Vortrag: Der Freihandelsvertrag zwischen der Europäischen Union und Kolumbien
Referent: Dr.Karl Buck
 
Vorbemerkung:
Um es vorwegzunehmen, ich halte folgendes für bedenkenswert in Situationen wie Kolumbien:
  • Fortlaufende moralische Entrüstung  und Selbstgerechtigkeit schaden bei der Vergangenheitsbewältigung ( nach J.Fleischhauer, Bruder IM, Spiegel 47/2009)
  • „an unrealistic maximalist approach fails to take into account that full peace does not equal full justice; if you want total justice, you have no peace; if you want only peace, you have no justice.“ (Vizepräs. F.Santos Calderón im Januar 2006 mit der EU-Troika  in Genf)
  1. Kolumbien, das trotz  Jahrzehnten bewaffneter Konflikte und krasser sozialer Gegensätze essentielle Aspekte eines demokratischen Staates bewahrt und beachtliches Wirtschaftswachstum erzielt hat, ist ein Land ideologisierter Wirklichkeiten. Verschiedene „Kolumbien“ existieren in den Köpfen. 
  2. Europäische NGOs scheinen der Regierungspolitik, aber auch der EU-Haltung ablehnender gegenüberzustehen als die kolumbianische Zivilgesellschaft. 
  3. Die EU hat kontinuierlich ihre „volle Unterstützung“ für die Bemühungen um eine Lösung des „internal armed conflict“ durch Verhandlungen betont, aber auch Verbesserungen verlangt, wo sie Unzulänglichkeiten, ja die Gefahr des Scheiterns sah.
  4. Die EU  als „soft power“ verfügt über erhebliches Potential als Handelsmacht und weltweit grösste Quelle von Entwicklungszusammenarbeit.
Instrumente der EU-Politik sind u.a.  handelspolitische Massnahmen, insbesondere als Anreiz für alternative Produktion, um auch so Drogenproduktion und –export zu bekämpfen:
Seit 1990 gewährte die EU einseitig den Anden- und zentralamerikanischen Ländern Vorzugsbedingungen für den Zugang zum europäischen Markt für alle Industriegüter und zahlreiche Agrargüter. Somit kamen bis zu 84% der kolumbianischen Exporte in die EU in den Genuss zollfreien Zugangs. Aus diesem Grund gab es in der EU erhebliche Bedenken, als die Andenländer drängten, mit ihnen ebenfalls "Assoziationsabkommen", einschliesslich Freihandelsabkommen abzuschliessen.

Der Vortrag wird
  • erläutern, wieso statt üblicher regionaler Abkommen mit Kolumbien und Peru bilaterale Verträge ausverhandelt wurden
  • Meinungen korrigieren, dies sei auf Druck der EU erfolgt
  • Chancen und Risiken eines gegenseitigen Freihandels erörtern
  • auf die politische Konditionierung des Vertrags eingehen (Menschenrechtsklausel ...).
Ausserdem gibt es seit 1996 gibt es einen jährlichen EU-Anden-Drogendialog auf hoher Ebene- die EU akzeptierte „gemeinsame Verantwortung“ im Kampf gegen Drogen- sowie regelmässige politische Dialoge.

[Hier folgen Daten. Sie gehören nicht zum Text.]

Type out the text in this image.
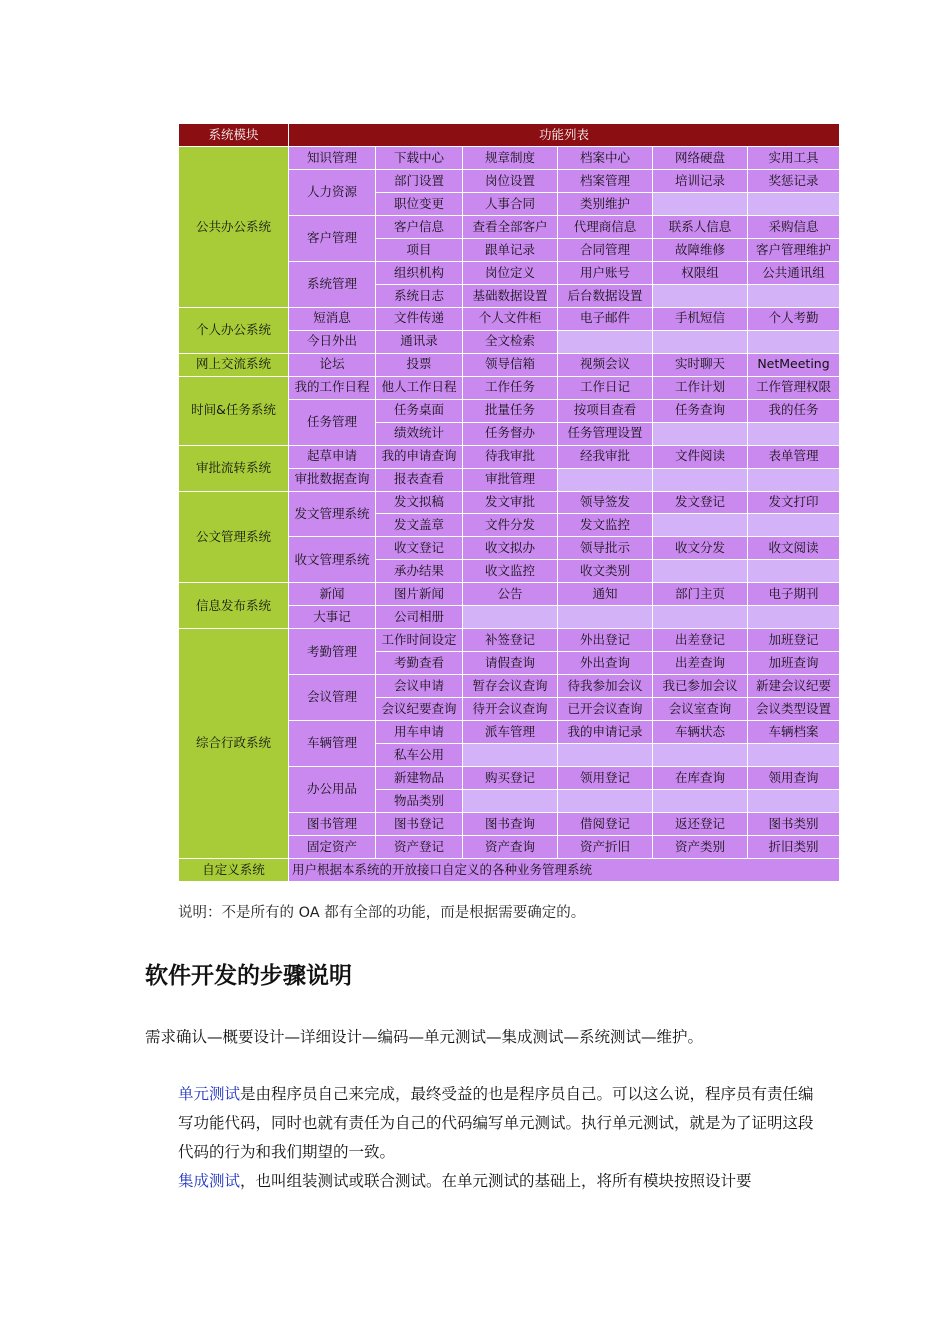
系统模块	功能列表					
公共办公系统	知识管理	下载中心	规章制度	档案中心	网络硬盘	实用工具
	人力资源	部门设置	岗位设置	档案管理	培训记录	奖惩记录
		职位变更	人事合同	类别维护		
	客户管理	客户信息	查看全部客户	代理商信息	联系人信息	采购信息
		项目	跟单记录	合同管理	故障维修	客户管理维护
	系统管理	组织机构	岗位定义	用户账号	权限组	公共通讯组
		系统日志	基础数据设置	后台数据设置		
个人办公系统	短消息	文件传递	个人文件柜	电子邮件	手机短信	个人考勤
	今日外出	通讯录	全文检索			
网上交流系统	论坛	投票	领导信箱	视频会议	实时聊天	NetMeeting
时间&任务系统	我的工作日程	他人工作日程	工作任务	工作日记	工作计划	工作管理权限
	任务管理	任务桌面	批量任务	按项目查看	任务查询	我的任务
		绩效统计	任务督办	任务管理设置		
审批流转系统	起草申请	我的申请查询	待我审批	经我审批	文件阅读	表单管理
	审批数据查询	报表查看	审批管理			
公文管理系统	发文管理系统	发文拟稿	发文审批	领导签发	发文登记	发文打印
		发文盖章	文件分发	发文监控		
	收文管理系统	收文登记	收文拟办	领导批示	收文分发	收文阅读
		承办结果	收文监控	收文类别		
信息发布系统	新闻	图片新闻	公告	通知	部门主页	电子期刊
	大事记	公司相册				
综合行政系统	考勤管理	工作时间设定	补签登记	外出登记	出差登记	加班登记
		考勤查看	请假查询	外出查询	出差查询	加班查询
	会议管理	会议申请	暂存会议查询	待我参加会议	我已参加会议	新建会议纪要
		会议纪要查询	待开会议查询	已开会议查询	会议室查询	会议类型设置
	车辆管理	用车申请	派车管理	我的申请记录	车辆状态	车辆档案
		私车公用				
	办公用品	新建物品	购买登记	领用登记	在库查询	领用查询
		物品类别				
	图书管理	图书登记	图书查询	借阅登记	返还登记	图书类别
	固定资产	资产登记	资产查询	资产折旧	资产类别	折旧类别
自定义系统	用户根据本系统的开放接口自定义的各种业务管理系统					
说明：不是所有的 OA 都有全部的功能，而是根据需要确定的。
软件开发的步骤说明

需求确认—概要设计—详细设计—编码—单元测试—集成测试—系统测试—维护。

单元测试是由程序员自己来完成，最终受益的也是程序员自己。可以这么说，程序员有责任编写功能代码，同时也就有责任为自己的代码编写单元测试。执行单元测试，就是为了证明这段代码的行为和我们期望的一致。

集成测试，也叫组装测试或联合测试。在单元测试的基础上，将所有模块按照设计要
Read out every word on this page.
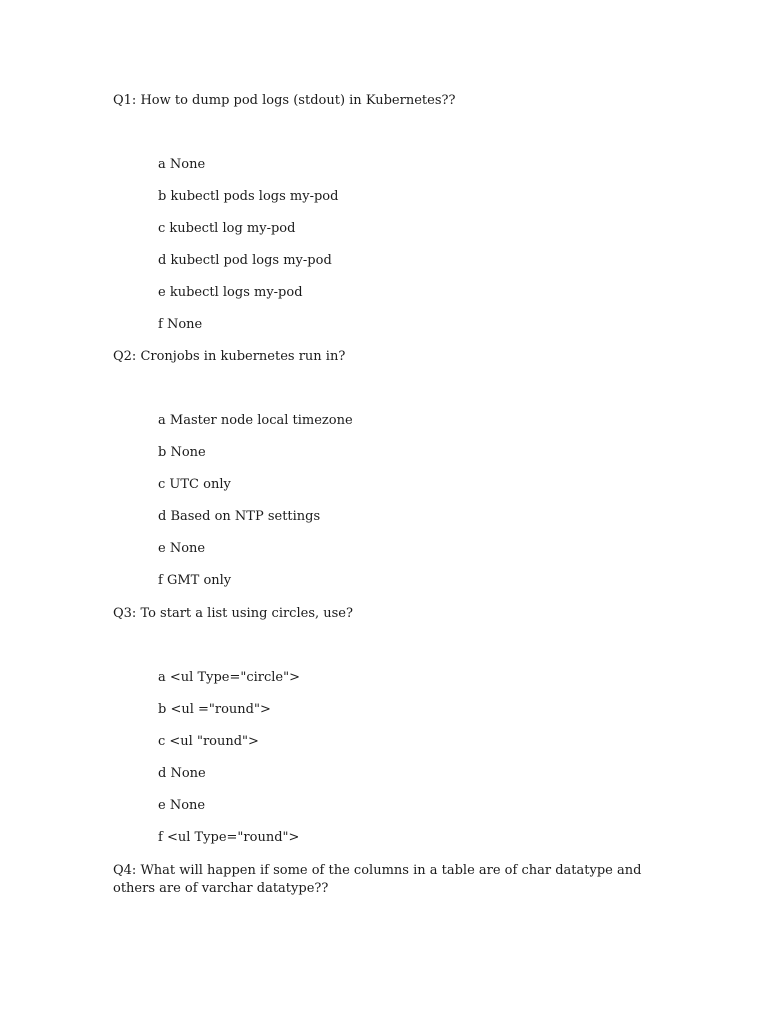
Q1: How to dump pod logs (stdout) in Kubernetes??

a None

b kubectl pods logs my-pod

c kubectl log my-pod

d kubectl pod logs my-pod

e kubectl logs my-pod

f None

Q2: Cronjobs in kubernetes run in?

a Master node local timezone

b None

c UTC only

d Based on NTP settings

e None

f GMT only

Q3: To start a list using circles, use?

a <ul Type="circle">

b <ul ="round">

c <ul "round">

d None

e None

f <ul Type="round">

Q4: What will happen if some of the columns in a table are of char datatype and others are of varchar datatype??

In der  Entwicklungszusammenarbeit hat der Kampf gegen Armut vorderste Priorität, EZ erfolgt in enger Kooperation mit den Empfängern und andern Gebern wie G-24, den IFIs und den UN. Die EU-Mittel für Zusammenarbeit mit Kolumbien begannen bescheiden 1984 mit 28,5 Mio für 1984-89. Für die Jahre 2007-13 konzentriert sich die bilaterale programmierbare EU-Hilfe von 160 Mio. Euro auf Frieden und Stabilität (70%), mit inzwischen drei Peace Laboratories. Sie erlauben einen integralen Ansatz für die Behandlung der tieferliegenden Gründe des Konflikts. 84000 Personen profitierten von den 300 Projekten.

Diese Fonds können durch regionale und thematische Projekte ergänzt werden. Insgesamt belaufen sich die EU- sowie nationale Mittel der Mitgliedstaaten auf 300-400 Mio Euros pro Jahr.